Remember, all revetment systems have their advantages and disadvantages. Each type of hard armor has its place. In some instances, riprap can be as effective as gabions or concrete. For example, Slupecki points out that rock riprap is good for large wave or stormwater outlet energy, and requires a low degree of design engineering. Equally as important, it is easy for the contractor to use.

Some of the disadvantages are that it can dislodge or move in high flows of water; it can be unsightly, and can’t be vegetated. It is also costly to ship, should rock not be locally available.

Gabions, on the other hand, offer high strength, make good surface contact, and allow the use of various types and sizes of rock. They are also good for structural engineering. However, it is labor intensive to build the baskets and requires a high degree of engineering.

Articulated concrete block has its advantages when used appropriately in specific circumstances.
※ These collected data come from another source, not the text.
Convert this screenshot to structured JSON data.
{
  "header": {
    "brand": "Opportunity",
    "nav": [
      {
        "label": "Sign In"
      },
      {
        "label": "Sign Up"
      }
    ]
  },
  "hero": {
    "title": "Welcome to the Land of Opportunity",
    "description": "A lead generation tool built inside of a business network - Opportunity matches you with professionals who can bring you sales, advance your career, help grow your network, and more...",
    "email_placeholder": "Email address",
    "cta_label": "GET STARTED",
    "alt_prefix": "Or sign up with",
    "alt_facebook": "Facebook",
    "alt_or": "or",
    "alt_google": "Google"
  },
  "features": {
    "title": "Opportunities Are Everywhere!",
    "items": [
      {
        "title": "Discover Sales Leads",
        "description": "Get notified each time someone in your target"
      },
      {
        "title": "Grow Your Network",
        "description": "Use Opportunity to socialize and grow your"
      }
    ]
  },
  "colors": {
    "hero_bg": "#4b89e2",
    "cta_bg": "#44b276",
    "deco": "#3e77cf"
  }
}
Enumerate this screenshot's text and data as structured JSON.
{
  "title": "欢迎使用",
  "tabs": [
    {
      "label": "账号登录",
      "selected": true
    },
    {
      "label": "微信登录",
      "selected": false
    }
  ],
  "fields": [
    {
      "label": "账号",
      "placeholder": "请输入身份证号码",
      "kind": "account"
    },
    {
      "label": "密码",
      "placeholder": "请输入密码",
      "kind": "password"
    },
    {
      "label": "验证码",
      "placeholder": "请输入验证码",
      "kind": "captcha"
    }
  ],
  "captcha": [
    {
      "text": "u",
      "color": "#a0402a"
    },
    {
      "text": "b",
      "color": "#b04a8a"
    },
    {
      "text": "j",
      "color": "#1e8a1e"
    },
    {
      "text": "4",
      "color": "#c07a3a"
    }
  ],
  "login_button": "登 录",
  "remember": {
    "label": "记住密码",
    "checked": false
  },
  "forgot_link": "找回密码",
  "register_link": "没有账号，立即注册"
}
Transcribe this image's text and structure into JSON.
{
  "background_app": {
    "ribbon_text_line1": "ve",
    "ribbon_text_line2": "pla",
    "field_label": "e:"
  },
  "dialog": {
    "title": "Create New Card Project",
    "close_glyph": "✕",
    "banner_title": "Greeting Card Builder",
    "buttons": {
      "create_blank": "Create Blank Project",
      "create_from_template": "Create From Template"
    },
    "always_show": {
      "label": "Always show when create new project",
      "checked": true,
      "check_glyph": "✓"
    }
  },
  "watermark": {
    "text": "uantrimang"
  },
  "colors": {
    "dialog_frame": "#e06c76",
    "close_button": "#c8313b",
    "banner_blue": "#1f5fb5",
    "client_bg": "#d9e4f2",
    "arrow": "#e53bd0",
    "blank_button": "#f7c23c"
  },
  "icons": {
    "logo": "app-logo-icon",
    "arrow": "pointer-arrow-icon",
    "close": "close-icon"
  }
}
ACBs are typically arranged by a tied or interlock system that links each individual block, forming a very flexible, yet very sturdy whole. Compared to loose rock, this setup has superior structural engineering and higher strength. These facets can be important, or even necessary, in certain erosion conditions.

On the other hand, one disadvantage to concrete is that it is very heavy, which adds to shipping costs. It also requires specialized heavy equipment to install, and is more labor-intensive overall. Sometimes, the high degree of structure afforded by ACBs can be a problem, too.

It requires a high degree of design and engineering, and we all know that in any job, the more complicated it is, the more ways it can go wrong.

With all these options, the question remains: Exactly where and when do we need hard armor? There is, after all, such a thing as soft armor, which primarily makes use of vegetation and geosynthetics to reinforce an erosion site.

How do we know when to use hard or soft armor, and if we are using hard armor, what type to choose? The majority of the time, you’ll be off the hook. The engineers on the job will already have made these decisions. It will be your job to make the most of the chosen reinforcement in application. However, it is to your benefit to know as much as you can about hard armor, in the instance that an engineer’s on-paper assessment ends up conflicting with the reality of a jobsite. Learn all you can, and you’ll be prepared when the day comes to solve a soil-erosion problem with hard armor.